Dr. Aubrey K. Lucas is an American academician, and the former president and current president emeritus of the University of Southern Mississippi. Lucas received his Bachelor of Science and Master of Arts degrees from the University of Southern Mississippi and attained his PhD from Florida State University. In 1975, Lucas became the 6th president of the University of Southern Mississippi. He also served as chair of the American Association of Colleges and Universities and on the board of the American Council on Education.

==Delta State University==
Lucas served as the fourth president of Delta State University in Cleveland, Mississippi from 1971 to 1975. Striving to increase and improve Delta State’s credibility as a reputable institution of higher learning, one of Dr. Lucas’ goals was to improve academic programs. He worked closely with the National Council Accreditation for Teacher Education. In 1973, the Southern Association of Colleges and Schools reaccredited Delta State. In 1974, Delta State College became known as Delta State University. During Dr. Lucas’ tenure, there were two major gifts made to the Delta State University Foundation–the Nellie Nugent Somerville Lecture Series on Government and Public Affairs and for the West Carillon. Also, the women’s basketball program was revived. The Lady statesmen won their first national championship in 1975.

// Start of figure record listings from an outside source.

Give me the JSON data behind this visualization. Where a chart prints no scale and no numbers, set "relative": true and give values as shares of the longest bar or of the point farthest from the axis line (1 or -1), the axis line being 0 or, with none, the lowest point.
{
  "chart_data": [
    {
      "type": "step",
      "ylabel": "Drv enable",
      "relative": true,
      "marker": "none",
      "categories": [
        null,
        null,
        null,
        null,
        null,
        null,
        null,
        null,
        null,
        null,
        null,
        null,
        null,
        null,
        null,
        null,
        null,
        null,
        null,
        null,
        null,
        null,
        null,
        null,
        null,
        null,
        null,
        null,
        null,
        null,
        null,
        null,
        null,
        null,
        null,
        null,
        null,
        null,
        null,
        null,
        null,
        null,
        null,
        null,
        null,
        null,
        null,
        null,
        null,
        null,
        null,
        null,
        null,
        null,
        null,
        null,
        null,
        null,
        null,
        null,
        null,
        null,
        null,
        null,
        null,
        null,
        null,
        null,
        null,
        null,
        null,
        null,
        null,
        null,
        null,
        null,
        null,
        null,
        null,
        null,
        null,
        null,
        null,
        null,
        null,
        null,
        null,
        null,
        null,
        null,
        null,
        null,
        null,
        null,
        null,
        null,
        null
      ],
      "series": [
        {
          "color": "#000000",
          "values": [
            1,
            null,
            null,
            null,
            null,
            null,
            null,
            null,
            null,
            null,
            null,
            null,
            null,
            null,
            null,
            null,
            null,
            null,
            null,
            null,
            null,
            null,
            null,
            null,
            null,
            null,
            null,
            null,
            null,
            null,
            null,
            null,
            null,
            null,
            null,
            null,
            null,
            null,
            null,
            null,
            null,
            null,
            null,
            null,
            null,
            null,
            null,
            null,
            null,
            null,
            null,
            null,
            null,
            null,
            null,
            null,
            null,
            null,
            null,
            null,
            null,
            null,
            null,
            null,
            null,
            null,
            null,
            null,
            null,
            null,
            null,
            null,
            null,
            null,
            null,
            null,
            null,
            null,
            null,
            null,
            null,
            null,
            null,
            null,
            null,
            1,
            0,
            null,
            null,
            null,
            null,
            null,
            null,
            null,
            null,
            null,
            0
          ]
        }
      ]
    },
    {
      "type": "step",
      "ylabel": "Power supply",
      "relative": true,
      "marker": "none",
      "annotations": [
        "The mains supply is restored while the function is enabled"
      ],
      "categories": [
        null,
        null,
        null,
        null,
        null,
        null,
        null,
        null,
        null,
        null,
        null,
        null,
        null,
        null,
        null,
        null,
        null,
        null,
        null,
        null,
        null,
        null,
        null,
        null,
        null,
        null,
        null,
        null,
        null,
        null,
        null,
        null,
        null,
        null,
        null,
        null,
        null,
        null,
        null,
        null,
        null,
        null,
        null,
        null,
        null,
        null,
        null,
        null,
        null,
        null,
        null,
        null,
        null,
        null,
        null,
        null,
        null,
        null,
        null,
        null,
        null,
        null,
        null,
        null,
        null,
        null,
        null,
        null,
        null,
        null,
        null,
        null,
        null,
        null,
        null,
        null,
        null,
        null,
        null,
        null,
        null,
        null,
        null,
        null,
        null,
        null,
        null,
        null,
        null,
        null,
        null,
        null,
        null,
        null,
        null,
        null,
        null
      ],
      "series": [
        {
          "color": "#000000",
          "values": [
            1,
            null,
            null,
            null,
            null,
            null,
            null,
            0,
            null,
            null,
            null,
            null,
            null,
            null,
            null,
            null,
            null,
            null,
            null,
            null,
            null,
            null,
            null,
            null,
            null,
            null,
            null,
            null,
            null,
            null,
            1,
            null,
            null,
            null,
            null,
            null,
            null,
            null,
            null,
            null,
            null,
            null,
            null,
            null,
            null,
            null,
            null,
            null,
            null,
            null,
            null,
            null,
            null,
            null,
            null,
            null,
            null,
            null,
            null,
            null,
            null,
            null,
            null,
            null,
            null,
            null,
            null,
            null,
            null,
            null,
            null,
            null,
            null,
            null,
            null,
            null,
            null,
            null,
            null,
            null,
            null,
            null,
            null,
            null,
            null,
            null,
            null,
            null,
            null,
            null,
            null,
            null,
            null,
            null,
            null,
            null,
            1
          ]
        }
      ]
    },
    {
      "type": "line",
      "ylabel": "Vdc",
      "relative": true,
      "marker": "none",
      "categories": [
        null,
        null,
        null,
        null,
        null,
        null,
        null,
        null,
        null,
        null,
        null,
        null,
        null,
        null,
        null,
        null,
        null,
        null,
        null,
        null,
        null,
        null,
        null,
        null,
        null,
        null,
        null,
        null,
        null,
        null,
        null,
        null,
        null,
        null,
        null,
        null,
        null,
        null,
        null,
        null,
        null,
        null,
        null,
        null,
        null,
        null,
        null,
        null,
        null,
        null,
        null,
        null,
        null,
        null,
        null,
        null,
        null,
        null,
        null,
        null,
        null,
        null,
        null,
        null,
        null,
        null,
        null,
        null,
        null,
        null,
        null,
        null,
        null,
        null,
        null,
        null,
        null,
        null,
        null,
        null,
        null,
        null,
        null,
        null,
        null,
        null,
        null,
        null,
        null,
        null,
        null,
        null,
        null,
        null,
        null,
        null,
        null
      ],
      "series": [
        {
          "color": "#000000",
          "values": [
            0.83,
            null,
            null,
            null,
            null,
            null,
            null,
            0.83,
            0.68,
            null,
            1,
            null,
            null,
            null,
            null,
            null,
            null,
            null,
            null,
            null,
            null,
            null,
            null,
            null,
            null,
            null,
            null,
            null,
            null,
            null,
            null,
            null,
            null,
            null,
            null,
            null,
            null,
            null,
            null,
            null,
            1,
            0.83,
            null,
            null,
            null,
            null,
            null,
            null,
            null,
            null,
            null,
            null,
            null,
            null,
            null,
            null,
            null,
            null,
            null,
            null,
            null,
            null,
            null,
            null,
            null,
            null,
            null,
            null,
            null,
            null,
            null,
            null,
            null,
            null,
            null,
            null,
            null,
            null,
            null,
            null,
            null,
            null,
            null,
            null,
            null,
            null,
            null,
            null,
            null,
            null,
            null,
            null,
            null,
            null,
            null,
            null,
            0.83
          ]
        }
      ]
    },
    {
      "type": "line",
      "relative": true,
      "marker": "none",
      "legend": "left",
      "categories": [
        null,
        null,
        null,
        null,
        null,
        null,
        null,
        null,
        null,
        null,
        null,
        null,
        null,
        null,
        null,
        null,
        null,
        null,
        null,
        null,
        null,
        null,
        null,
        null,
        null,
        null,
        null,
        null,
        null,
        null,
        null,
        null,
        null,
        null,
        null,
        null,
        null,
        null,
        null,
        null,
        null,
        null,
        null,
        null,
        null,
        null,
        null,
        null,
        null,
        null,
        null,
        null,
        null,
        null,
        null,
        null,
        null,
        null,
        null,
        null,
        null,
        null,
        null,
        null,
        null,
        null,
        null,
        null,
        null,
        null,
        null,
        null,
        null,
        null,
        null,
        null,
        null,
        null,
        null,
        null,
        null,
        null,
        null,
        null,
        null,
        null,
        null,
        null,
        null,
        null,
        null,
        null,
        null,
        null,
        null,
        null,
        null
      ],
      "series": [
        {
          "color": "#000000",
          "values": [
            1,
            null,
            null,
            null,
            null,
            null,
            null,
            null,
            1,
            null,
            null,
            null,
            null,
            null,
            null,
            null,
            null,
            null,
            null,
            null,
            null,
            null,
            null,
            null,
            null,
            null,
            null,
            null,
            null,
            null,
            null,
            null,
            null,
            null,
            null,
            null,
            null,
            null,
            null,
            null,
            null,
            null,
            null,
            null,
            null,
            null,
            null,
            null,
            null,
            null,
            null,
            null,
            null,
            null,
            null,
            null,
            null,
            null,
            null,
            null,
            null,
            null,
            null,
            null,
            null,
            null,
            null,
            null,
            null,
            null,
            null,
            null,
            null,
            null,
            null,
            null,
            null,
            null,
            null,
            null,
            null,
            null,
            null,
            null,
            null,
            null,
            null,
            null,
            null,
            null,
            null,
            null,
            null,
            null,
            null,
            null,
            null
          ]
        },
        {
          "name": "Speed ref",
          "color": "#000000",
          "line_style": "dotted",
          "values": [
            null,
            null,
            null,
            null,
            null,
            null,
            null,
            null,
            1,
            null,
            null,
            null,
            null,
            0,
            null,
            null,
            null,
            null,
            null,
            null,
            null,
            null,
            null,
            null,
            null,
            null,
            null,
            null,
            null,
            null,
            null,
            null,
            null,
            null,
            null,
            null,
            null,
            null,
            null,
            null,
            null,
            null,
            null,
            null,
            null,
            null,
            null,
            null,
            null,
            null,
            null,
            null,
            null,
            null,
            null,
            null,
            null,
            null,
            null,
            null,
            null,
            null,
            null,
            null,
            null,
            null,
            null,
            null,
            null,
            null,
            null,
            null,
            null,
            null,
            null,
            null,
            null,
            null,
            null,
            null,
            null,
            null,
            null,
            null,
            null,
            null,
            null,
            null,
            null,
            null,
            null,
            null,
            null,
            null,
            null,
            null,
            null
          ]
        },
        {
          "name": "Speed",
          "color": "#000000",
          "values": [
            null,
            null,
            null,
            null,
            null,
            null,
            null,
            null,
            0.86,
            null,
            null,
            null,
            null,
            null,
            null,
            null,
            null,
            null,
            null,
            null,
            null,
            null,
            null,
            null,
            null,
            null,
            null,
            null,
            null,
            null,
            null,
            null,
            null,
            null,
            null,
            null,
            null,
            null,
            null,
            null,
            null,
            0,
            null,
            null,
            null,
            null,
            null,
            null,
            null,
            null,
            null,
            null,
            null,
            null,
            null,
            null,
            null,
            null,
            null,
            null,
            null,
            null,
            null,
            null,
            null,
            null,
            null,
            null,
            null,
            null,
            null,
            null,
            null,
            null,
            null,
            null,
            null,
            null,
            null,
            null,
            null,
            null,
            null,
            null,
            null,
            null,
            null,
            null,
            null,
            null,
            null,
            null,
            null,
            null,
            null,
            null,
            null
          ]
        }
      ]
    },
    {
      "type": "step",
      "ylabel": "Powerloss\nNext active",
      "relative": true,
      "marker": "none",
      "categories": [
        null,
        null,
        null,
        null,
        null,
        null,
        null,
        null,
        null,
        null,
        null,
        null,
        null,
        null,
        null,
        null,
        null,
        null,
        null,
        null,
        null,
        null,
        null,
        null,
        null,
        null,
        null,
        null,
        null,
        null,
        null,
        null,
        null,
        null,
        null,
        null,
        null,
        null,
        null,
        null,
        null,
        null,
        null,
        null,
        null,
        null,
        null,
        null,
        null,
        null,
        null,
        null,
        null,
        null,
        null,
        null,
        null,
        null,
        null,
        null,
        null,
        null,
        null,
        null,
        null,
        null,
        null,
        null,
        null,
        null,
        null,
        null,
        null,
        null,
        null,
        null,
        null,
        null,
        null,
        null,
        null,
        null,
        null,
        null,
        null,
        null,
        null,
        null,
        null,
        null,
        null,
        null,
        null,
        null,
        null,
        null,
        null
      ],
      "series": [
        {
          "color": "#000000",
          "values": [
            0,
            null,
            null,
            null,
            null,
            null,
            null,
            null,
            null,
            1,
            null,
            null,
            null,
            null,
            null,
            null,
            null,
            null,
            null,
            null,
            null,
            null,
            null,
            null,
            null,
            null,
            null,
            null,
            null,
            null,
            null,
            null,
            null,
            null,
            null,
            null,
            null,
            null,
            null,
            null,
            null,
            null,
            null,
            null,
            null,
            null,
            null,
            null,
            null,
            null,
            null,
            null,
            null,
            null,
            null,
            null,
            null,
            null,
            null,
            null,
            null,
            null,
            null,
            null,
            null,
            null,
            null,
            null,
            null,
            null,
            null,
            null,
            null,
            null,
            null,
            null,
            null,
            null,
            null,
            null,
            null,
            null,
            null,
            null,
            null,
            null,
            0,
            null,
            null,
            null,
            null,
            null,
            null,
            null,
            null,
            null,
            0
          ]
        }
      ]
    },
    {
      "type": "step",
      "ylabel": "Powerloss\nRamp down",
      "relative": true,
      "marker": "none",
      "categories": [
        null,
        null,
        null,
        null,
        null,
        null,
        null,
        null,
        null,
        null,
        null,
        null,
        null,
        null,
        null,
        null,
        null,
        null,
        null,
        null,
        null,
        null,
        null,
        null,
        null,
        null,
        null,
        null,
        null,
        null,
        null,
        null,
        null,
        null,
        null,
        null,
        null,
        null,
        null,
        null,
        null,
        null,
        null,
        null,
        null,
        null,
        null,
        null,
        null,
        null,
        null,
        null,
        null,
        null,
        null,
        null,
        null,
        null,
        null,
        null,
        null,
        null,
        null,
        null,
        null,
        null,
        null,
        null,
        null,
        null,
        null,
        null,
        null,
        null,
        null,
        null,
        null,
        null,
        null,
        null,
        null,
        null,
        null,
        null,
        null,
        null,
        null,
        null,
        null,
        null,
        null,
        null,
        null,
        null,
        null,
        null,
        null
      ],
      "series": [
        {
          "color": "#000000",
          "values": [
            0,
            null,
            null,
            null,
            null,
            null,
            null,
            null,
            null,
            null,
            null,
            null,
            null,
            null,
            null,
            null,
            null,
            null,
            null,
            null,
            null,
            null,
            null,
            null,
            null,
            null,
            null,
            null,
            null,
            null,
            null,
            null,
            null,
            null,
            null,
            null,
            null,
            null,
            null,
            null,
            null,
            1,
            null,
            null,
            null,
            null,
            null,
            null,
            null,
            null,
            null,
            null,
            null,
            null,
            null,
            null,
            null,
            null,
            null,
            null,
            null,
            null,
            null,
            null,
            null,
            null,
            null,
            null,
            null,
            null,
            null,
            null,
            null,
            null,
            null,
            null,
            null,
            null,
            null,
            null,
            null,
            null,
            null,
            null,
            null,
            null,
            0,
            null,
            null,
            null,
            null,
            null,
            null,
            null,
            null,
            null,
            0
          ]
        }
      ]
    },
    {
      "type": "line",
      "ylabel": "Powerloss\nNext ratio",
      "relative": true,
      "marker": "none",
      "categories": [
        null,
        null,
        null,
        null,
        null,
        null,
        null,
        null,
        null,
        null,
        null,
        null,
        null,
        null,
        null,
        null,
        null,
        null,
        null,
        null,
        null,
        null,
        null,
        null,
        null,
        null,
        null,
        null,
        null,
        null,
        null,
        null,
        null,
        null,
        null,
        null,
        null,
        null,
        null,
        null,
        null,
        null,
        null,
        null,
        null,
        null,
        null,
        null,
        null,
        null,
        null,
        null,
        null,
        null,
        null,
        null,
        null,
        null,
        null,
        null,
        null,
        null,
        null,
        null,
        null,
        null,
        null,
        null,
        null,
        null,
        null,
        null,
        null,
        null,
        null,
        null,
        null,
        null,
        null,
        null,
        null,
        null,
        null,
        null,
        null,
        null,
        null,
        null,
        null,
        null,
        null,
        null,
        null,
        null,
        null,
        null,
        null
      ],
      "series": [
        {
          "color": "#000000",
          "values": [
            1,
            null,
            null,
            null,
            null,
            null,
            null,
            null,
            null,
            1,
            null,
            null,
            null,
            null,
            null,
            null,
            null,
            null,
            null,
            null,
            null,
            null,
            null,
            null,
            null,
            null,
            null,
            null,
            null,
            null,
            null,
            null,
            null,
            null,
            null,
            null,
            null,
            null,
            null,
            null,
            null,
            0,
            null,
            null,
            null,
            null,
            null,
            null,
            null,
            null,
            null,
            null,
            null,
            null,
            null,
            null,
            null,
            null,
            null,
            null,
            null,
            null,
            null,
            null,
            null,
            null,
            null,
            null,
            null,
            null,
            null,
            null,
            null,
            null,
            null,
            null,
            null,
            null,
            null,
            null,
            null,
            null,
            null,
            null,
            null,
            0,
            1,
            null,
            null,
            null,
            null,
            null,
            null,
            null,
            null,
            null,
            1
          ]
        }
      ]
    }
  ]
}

==University of Southern Mississippi==
On July 1, 1975, Dr. Aubrey Keith Lucas became the sixth president of the University of Southern Mississippi, having served as instructor, director of admissions, registrar, and dean of the Graduate School, in addition to holding both bachelor's and master's degrees from the school. Among the accomplishments that punctuated the Lucas years were the formation of the Teaching and Learning Resource Center; creation of the Faculty Senate; establishment of the Center for International Education; replacement of the quarter system with the semester system; creation of the Polymer Science Institute; reorganization of the university’s 10 schools into six colleges; formation of the Institute for Learning in Retirement; and affiliation with the new athletic conference, Conference USA. After 21 years, Dr. Lucas stepped down from the presidency on December 31, 1996, saying it was time for someone new. In July 2001, Lucas was again called upon by his university. Lucas served as acting president upon the resignation of Dr. Horace Fleming until the search for a new president could be completed. In May 2012, at the resignation of Dr. Martha Saunders, Dr. Lucas agreed again to serve as interim president until the search for a new president was completed. He was succeeded by Rodney D. Bennett, the first African-American appointed to lead a historically white institution of higher learning in Mississippi.

==Community work==
Lucas is active in civic and charitable organizations as well as the United Methodist Church. He served as the lay leader for the Mississippi Conference from 2000 to 2004 and has served on the General Board of Higher Education and Ministry, the General Board of Global Ministries of the United Methodist Church, and on the board of directors of Africa University in Zimbabwe. He has served as chair of the Center for Ministry at Millsaps College. Along with other Methodist visionaries who studied at Southern during the 1950s, Lucas attributes great influence to the teachings and leadership of the Rev. Sam S Barefield, Jr, who was at that time Wesley Foundation director of Southern.

Lucas served as chair of the Lauren Rogers Museum of Art board of trustees, chair of the Hattiesburg Salvation Army advisory board, chair of the Mississippi Arts Commission; chair of the Mississippi Institute of Arts and Letters; chair of the board of directors of the Hattiesburg Area Community Foundation, and has served on the Mississippi Humanities Council. He is a member of the Hattiesburg Convention Center Commission.